Aquella noche, Ilia no podía dormir. Ni su conciencia, ni el recuerdo de Darien le permitían cerrar los ojos y descansar la mente. Todavía podía verle, solo, erguido, cruzando el portón que le separaba de su pueblo y su casta de guerreros. Volvería, sí, pero no como guerrero, sino como asesino. Y su víctima sería ella.
Probó a leer el libro sagrado. Una vez. Dos. Su guardián nunca había podido soportarlo y lo cierto era que ella tampoco. Giró la cabeza en dirección a la pared. Varias noches atrás sólo el muro de piedra les separaba. Ahora, un abismo de tierra y traición les mantenía alejados. ¿Durante cuánto tiempo? Únicamente los dioses podían saberlo.
Se levantó del lecho, con un suspiro que a punto estuvo de ser un sollozo. Lo contuvo hasta llegar a la ventana, desde donde podía observar la luna.
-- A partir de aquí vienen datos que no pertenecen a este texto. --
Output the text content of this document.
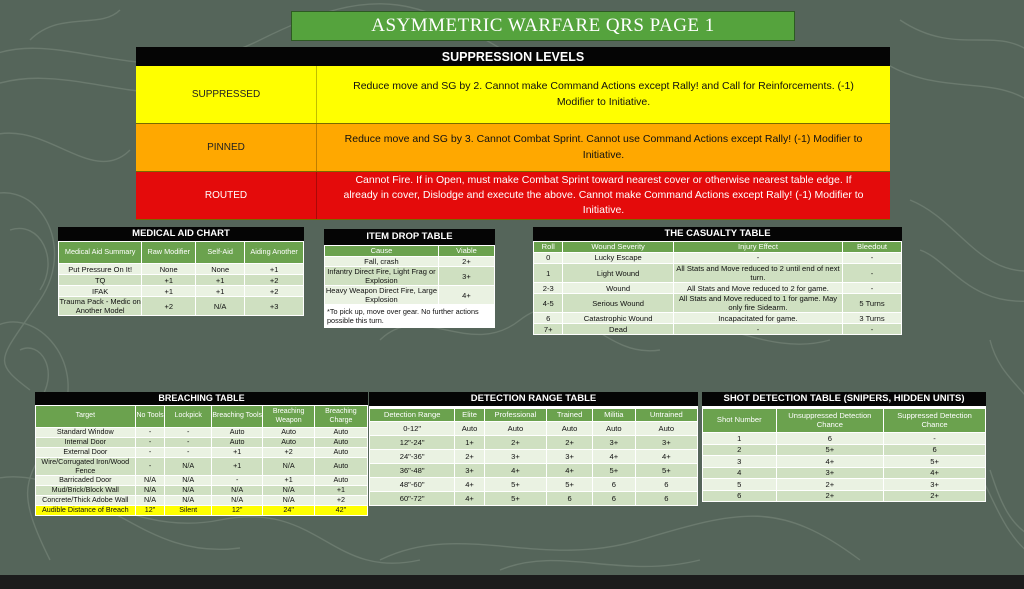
ASYMMETRIC WARFARE QRS PAGE 1
SUPPRESSION LEVELS
SUPPRESSED
Reduce move and SG by 2. Cannot make Command Actions except Rally! and Call for Reinforcements. (-1) Modifier to Initiative.
PINNED
Reduce move and SG by 3. Cannot Combat Sprint. Cannot use Command Actions except Rally! (-1) Modifier to Initiative.
ROUTED
Cannot Fire. If in Open, must make Combat Sprint toward nearest cover or otherwise nearest table edge. If already in cover, Dislodge and execute the above. Cannot make Command Actions except Rally! (-1) Modifier to Initiative.
MEDICAL AID CHART
Medical Aid Summary	Raw Modifier	Self-Aid	Aiding Another
Put Pressure On It!	None	None	+1
TQ	+1	+1	+2
IFAK	+1	+1	+2
Trauma Pack - Medic on Another Model	+2	N/A	+3
ITEM DROP TABLE
Cause	Viable
Fall, crash	2+
Infantry Direct Fire, Light Frag or Explosion	3+
Heavy Weapon Direct Fire, Large Explosion	4+
*To pick up, move over gear. No further actions possible this turn.
THE CASUALTY TABLE
Roll	Wound Severity	Injury Effect	Bleedout
0	Lucky Escape	-	-
1	Light Wound	All Stats and Move reduced to 2 until end of next turn.	-
2-3	Wound	All Stats and Move reduced to 2 for game.	-
4-5	Serious Wound	All Stats and Move reduced to 1 for game. May only fire Sidearm.	5 Turns
6	Catastrophic Wound	Incapacitated for game.	3 Turns
7+	Dead	-	-
BREACHING TABLE
Target	No Tools	Lockpick	Breaching Tools	Breaching Weapon	Breaching Charge
Standard Window	-	-	Auto	Auto	Auto
Internal Door	-	-	Auto	Auto	Auto
External Door	-	-	+1	+2	Auto
Wire/Corrugated Iron/Wood Fence	-	N/A	+1	N/A	Auto
Barricaded Door	N/A	N/A	-	+1	Auto
Mud/Brick/Block Wall	N/A	N/A	N/A	N/A	+1
Concrete/Thick Adobe Wall	N/A	N/A	N/A	N/A	+2
Audible Distance of Breach	12"	Silent	12"	24"	42"
DETECTION RANGE TABLE
Detection Range	Elite	Professional	Trained	Militia	Untrained
0-12"	Auto	Auto	Auto	Auto	Auto
12"-24"	1+	2+	2+	3+	3+
24"-36"	2+	3+	3+	4+	4+
36"-48"	3+	4+	4+	5+	5+
48"-60"	4+	5+	5+	6	6
60"-72"	4+	5+	6	6	6
SHOT DETECTION TABLE (SNIPERS, HIDDEN UNITS)
Shot Number	Unsuppressed Detection Chance	Suppressed Detection Chance
1	6	-
2	5+	6
3	4+	5+
4	3+	4+
5	2+	3+
6	2+	2+
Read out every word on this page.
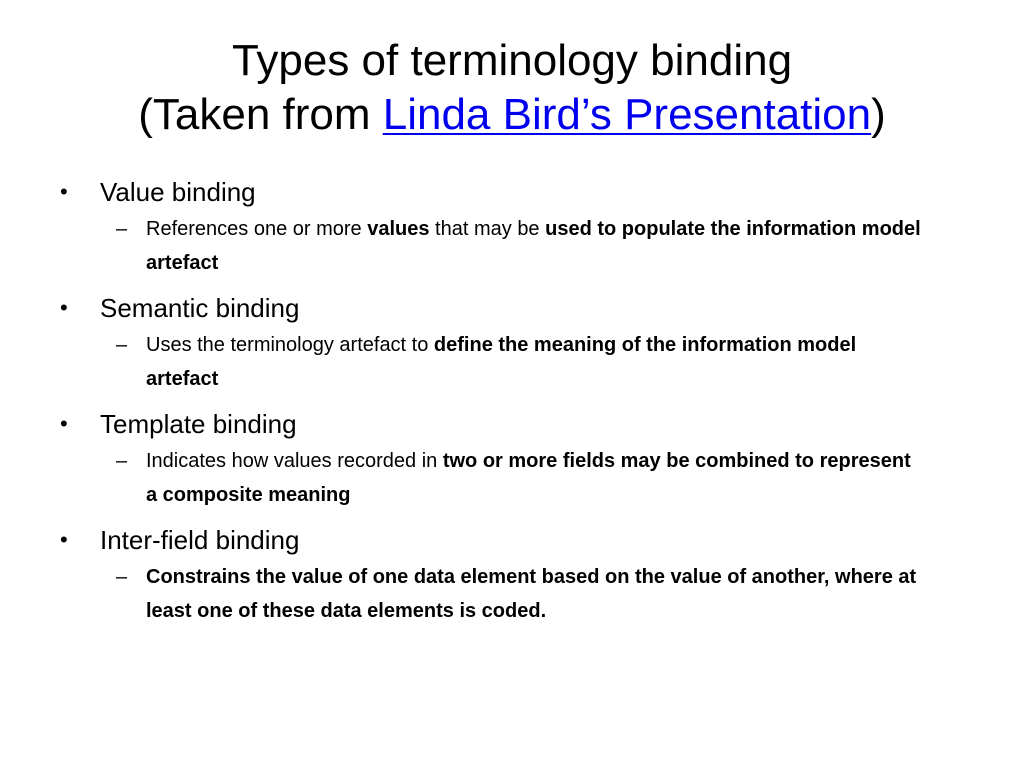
Types of terminology binding
(Taken from Linda Bird’s Presentation)
• Value binding
– References one or more values that may be used to populate the information model artefact
• Semantic binding
– Uses the terminology artefact to define the meaning of the information model artefact
• Template binding
– Indicates how values recorded in two or more fields may be combined to represent a composite meaning
• Inter-field binding
– Constrains the value of one data element based on the value of another, where at least one of these data elements is coded.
No había manto de estrellas en aquella noche oscura. Sólo el rostro redondo de la diosa Eala, acariciado por las ramas desnudas de los chopos. En cualquier momento esos brazos se estirarían para castigarla por sus mentiras. Una joven, a punto de consagrarse sacerdotisa, no debía dejarse llevar por los celos y la ira. Pero ella no había sabido controlarlos, condenando con su maldad al único hombre al que había amado.
Una lágrima solitaria se deslizó por su mejilla. La secó a manotazos. Darien no estaría llorando y tendría más motivos que ella para hacerlo. ¿Encontraría un lugar resguardado para pasar la noche? ¿Algún poblado vecino le permitiría establecerse, casarse y formar una familia?
El mero pensamiento de que pudiera amar a otra inundó sus ojos de nuevo, y esta vez no hubo manera de detener el llanto. Se dejó caer sobre el alfeizar de la ventana y lloró hasta descargar su dolor. Sólo entonces, pudo alzar de nuevo el rostro hacia la luna llena y rogarle a Eala que cuidase de Darien. Aunque, en el futuro, eso significara su propia muerte.